Greg Battersby the Chief Executive Officer of ProBatter Sports doesn’t have a typical background. Battersby has worn numerous hats in past including working on the Apollo and F-14 programs, patent attorney, author, licensing attorney and founder of a firm and publishing company.  It was his time spent coaching baseball in Connecticut which eventually led him to launch ProBatter Sports designs, a company that designs, manufactures and sells video pitching simulators for baseball, softball and a bowling simulator for cricket.

The Story of ProBatter

Battersby used to coach his children in baseball and as they grew up he set up a batting cage in his backyard. After his son Adam started to grow up, Battersby noticed Adam spent hours and hours of time in the cage and indoor batting cages in the neighborhood. Usually the amount of hard work that his son dedicated would have resulted in positive results, but the eventual CEO of ProBatter Sports noticed that his son had more and more problems when he faced live pitching. “He had no trouble pulling a 95 MPH fastball, but when he faced a pitcher who had a variety of different pitches and mixed them up, he struggled.” In other words, Adam excelled at the same exact pitches that were thrown by the machine, he struggled when it came to actual pitchers that typically mixed up their pitches.
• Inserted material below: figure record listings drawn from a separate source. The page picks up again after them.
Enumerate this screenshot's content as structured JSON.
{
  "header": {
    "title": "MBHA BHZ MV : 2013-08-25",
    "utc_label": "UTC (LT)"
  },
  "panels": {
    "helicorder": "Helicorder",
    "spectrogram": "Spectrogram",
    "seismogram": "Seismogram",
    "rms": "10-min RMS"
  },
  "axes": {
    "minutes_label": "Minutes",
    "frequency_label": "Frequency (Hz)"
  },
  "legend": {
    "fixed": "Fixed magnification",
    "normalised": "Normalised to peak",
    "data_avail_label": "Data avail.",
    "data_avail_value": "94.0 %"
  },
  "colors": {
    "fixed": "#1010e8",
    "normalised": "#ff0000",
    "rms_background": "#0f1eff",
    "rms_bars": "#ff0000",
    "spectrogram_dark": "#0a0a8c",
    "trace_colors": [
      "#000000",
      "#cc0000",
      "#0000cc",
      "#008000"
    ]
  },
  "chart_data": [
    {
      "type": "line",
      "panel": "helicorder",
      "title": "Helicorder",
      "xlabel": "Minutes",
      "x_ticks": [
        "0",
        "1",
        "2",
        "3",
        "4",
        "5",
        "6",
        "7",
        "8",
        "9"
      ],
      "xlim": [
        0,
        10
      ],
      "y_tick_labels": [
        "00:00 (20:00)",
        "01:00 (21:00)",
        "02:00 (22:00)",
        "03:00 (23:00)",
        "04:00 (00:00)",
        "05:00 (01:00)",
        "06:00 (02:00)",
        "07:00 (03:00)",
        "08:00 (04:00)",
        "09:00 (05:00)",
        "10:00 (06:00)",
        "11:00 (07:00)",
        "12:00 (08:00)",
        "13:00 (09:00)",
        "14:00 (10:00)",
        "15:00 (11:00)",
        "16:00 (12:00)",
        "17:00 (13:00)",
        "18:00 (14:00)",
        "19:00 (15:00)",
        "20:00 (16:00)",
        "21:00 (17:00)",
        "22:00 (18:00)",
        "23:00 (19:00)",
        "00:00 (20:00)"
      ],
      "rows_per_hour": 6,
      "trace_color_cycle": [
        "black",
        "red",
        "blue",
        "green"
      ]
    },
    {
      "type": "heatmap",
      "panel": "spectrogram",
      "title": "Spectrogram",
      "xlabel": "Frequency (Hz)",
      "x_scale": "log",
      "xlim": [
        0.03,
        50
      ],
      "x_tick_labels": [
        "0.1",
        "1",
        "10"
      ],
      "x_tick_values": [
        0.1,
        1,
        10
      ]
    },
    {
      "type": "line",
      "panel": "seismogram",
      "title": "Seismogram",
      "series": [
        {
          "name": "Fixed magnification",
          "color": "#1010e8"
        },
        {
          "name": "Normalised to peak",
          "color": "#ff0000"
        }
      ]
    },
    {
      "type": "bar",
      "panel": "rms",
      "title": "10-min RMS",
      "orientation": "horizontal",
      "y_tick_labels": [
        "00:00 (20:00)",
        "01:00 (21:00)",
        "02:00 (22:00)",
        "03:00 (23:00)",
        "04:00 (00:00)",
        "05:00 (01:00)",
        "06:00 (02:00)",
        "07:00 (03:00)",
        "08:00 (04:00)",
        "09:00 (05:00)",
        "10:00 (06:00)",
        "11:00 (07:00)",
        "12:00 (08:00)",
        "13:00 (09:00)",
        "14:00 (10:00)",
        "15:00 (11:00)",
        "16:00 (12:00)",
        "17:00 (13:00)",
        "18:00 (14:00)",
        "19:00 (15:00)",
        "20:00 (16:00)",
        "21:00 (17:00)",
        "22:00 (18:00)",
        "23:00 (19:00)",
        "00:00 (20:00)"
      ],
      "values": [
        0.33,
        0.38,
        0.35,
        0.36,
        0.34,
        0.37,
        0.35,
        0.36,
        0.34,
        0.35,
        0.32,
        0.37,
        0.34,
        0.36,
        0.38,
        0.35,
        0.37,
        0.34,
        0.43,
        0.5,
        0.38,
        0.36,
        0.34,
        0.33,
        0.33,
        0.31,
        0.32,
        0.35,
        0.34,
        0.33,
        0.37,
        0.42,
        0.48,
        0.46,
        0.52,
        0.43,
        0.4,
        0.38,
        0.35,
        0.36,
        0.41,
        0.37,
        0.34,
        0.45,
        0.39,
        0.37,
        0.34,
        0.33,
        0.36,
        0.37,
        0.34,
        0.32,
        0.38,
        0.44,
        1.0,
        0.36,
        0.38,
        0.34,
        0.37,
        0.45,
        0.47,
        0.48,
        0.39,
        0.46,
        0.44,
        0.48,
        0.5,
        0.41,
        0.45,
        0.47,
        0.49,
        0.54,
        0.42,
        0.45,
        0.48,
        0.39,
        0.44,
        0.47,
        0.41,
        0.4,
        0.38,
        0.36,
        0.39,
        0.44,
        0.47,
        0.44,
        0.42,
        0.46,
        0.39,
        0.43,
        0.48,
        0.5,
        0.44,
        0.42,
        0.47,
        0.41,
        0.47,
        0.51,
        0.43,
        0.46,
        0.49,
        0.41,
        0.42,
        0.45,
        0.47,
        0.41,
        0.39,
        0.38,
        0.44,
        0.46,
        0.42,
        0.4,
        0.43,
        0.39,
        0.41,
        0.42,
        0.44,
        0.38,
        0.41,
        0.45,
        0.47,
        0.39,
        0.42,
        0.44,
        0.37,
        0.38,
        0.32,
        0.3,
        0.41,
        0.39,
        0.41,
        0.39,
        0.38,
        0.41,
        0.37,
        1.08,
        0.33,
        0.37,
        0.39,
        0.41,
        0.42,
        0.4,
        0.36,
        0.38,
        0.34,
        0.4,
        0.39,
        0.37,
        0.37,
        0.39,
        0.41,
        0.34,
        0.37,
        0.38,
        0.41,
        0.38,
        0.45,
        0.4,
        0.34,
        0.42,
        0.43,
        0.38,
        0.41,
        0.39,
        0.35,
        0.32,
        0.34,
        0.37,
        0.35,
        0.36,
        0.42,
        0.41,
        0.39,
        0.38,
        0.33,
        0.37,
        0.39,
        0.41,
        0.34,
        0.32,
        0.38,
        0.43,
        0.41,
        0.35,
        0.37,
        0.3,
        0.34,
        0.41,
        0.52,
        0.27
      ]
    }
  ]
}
Also Battersby noticed that the problem compounded because the distance between a pitching machine and a batter is usually shorter than the pitcher and batter on an actual field.

As a true entrepreneur, Battersby decided to develop a “ ‘simulator’ that would reproduce the pitches that a real pitcher could throw and the way [the pitcher] would throw them—different types, different speeds, different locations, all done on an interchangeable basis.”  Expecting to find a commercial system similar to what he envisioned, Battersby researched various patents but could not find anything close to what he wanted to develop.

With his “blueprint” in mind, Battersby and his business partner Chuck Grimes developed the ProBatter multiple-pitch pitching machine. After testing his product with the Red Sox and at the Baseball Trade Show. The Duo made changes to make the product more attractive to a commercial audience and they eventually raised capital from an outside investor.

How ProBatter Works

ProBatter is designed to be installed in batting cages and training centers. “The user walks into a batting tunnel and observes at the opposite end of the tunnel a projection video screen on which is projected the video image of an actual pitcher (or cricket bowler) winding up and throwing as if it were in a real game. As his hand hits the release point, a real ball is thrown from a ProBatter multiple-pitch pitching machine that is placed behind the screen. The release of the ball is synchronized with the video and travels through a hole in the screen toward the batter. [The] Objective is to simulate real live pitching (or cricket bowling) in order to provide the user with a true-to-life recreation of what he or she might expect in an actual game.”